In 1895, a German photographer named Arnold Genthe, wandered into San Francisco’s Chinatown. But for him, we would have almost no visual record of this world. Tong Yun Gai, the Chinese street, headquarters of Chinese America.
The sidewalks were crowded with peddlers, cobblers, and fortune tellers servicing the migrant laborers who converged here when their work was done. Fish cutters from the Alaska canneries, fruit pickers from the San Joaquin valley throng the herbal stores and rice shops, temples and gabling halls.
Turn of the century San Francisco Chinatown, for a Chinese, was the center of their world in America.
You will hear the shouts of vendors selling their wares. There was also people speaking all different kinds of dialects. Taishan, Hakka, Canton City dialect.
Six blocks long and two wide, Chinatown was a country within a country filled with temptation for an ambitious young man hungry for life. Young had worked as a house boy, got a taste there of American ways. And now, the ways of Dai Fow.

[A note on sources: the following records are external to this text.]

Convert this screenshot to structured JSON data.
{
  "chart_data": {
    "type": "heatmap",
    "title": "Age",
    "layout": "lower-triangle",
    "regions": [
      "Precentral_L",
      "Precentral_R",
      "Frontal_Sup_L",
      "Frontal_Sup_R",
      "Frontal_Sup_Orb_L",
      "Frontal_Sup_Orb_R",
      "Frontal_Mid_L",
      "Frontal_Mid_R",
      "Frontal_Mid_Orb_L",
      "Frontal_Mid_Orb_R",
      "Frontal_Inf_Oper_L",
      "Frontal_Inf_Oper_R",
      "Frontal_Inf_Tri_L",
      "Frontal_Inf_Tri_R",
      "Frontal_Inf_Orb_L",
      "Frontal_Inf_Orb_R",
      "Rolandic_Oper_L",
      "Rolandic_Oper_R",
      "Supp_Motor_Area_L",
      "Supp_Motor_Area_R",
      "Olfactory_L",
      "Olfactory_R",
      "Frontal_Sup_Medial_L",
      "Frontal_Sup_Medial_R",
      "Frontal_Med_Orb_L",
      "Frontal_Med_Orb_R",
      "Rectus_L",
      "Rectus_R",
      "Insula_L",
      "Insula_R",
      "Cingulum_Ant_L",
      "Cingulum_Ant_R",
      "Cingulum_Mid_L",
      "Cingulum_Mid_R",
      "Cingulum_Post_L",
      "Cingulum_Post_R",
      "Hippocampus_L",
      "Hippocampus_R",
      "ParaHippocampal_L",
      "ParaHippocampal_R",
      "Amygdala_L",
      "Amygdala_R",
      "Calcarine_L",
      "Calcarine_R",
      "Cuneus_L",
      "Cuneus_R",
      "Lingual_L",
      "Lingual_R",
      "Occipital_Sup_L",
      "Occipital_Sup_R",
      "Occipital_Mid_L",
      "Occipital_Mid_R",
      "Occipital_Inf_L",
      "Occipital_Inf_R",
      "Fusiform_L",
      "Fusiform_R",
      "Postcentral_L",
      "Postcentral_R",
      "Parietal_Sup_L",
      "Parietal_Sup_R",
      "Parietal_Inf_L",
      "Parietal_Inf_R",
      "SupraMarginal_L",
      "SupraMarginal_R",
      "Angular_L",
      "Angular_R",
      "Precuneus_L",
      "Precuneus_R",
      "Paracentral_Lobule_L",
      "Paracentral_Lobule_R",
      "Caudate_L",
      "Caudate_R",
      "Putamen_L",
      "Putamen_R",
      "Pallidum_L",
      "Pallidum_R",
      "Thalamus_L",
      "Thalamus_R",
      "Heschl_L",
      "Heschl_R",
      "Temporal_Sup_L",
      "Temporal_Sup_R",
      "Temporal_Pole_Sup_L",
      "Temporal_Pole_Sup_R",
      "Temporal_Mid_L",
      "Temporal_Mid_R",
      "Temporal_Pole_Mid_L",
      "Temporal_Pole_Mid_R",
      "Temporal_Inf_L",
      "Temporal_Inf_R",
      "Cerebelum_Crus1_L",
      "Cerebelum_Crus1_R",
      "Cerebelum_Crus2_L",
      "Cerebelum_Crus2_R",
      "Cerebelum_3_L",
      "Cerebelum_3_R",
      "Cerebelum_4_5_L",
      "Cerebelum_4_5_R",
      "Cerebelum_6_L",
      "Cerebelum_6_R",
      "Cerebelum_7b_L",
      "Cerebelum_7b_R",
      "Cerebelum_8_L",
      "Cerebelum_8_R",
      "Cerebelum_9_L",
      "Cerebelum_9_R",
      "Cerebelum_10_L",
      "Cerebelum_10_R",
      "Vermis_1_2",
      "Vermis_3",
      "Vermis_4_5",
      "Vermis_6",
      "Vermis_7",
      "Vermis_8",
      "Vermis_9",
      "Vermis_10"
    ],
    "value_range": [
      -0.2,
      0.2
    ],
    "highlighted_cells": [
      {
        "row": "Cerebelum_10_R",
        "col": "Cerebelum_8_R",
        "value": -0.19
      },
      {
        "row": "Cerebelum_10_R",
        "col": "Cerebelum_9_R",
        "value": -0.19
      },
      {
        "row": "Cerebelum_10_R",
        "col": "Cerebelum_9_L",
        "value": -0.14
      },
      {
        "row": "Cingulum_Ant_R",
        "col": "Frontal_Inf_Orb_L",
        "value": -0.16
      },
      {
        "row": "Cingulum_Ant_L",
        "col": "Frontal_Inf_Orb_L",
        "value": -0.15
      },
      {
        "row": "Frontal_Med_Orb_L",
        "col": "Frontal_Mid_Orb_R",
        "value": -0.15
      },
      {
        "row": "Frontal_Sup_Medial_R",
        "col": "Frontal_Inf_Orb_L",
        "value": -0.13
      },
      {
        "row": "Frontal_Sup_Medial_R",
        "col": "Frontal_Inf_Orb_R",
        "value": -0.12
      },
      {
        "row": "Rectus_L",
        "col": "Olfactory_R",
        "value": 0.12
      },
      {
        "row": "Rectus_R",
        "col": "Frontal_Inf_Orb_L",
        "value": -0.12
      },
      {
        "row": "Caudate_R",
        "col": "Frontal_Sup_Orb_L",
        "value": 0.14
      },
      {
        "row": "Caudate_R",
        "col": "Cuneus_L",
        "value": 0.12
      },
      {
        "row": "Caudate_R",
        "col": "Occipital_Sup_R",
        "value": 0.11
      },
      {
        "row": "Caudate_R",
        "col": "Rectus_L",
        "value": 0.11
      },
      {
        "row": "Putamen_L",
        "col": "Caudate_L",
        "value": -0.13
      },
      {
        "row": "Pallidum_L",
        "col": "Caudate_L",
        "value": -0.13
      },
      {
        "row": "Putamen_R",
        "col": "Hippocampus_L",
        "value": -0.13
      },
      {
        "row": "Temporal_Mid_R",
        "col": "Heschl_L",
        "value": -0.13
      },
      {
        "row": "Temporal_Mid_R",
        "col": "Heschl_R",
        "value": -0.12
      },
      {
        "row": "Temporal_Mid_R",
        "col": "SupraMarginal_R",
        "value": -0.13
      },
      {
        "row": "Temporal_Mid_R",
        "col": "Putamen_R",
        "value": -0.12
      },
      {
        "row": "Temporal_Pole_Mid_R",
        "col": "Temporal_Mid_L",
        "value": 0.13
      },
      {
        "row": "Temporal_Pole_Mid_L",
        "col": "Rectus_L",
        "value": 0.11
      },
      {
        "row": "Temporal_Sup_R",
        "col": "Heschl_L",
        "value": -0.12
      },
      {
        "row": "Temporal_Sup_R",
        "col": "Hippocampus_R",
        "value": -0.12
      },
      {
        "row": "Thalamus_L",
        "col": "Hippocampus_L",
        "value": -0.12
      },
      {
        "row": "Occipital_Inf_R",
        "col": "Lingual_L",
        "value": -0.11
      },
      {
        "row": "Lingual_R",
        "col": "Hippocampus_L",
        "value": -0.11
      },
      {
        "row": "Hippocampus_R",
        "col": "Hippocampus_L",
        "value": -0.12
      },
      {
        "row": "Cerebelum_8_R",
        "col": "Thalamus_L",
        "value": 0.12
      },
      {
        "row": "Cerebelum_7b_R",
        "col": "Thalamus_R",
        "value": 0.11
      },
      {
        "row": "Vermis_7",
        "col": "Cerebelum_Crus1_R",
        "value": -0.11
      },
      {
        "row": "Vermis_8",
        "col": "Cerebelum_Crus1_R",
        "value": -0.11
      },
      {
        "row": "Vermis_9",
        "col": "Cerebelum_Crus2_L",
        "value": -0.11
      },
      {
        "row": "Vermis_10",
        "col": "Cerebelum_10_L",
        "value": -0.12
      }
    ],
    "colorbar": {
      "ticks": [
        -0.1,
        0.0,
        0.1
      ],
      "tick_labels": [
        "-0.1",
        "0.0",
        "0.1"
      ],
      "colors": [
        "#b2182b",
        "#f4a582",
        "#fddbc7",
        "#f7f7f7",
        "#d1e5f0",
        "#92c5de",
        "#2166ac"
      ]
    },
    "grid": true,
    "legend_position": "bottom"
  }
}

My grandfather loved living in San Francisco Chinatown because he liked going out with his friends. There were restaurants, and his favorite, favorite activity was going to the opera. And there were three opera houses, three opera houses to choose from.
But it was an insular world this young man was in, cut off by the exclusion law from American civic life. The law had barred Chinese laborers, the first time the US excluded immigrants based on nationality or race. Those already here could stay, but could not become citizens.
Essentially, Chinese were declared permanent aliens.
It had meant that they could never participate in the elections, that politicians would never have to pay any attention to them. And I think also it had a symbolic significance in that it read them permanently out of the American political community.
The story of the exclusion years is of a people in between countries, often unsure as to which they belonged. It’s about families kept apart, lives shaped and misshaped by Chinese custom as well as US law. To become American, the Chinese would have to wage a long campaign. Not just in public, but inside their home.
In the early days, homes were few in this society of men. They slept in boarding houses and gathered at the store run by their clan. Wongs at the Wong store, Lees at the Lees’.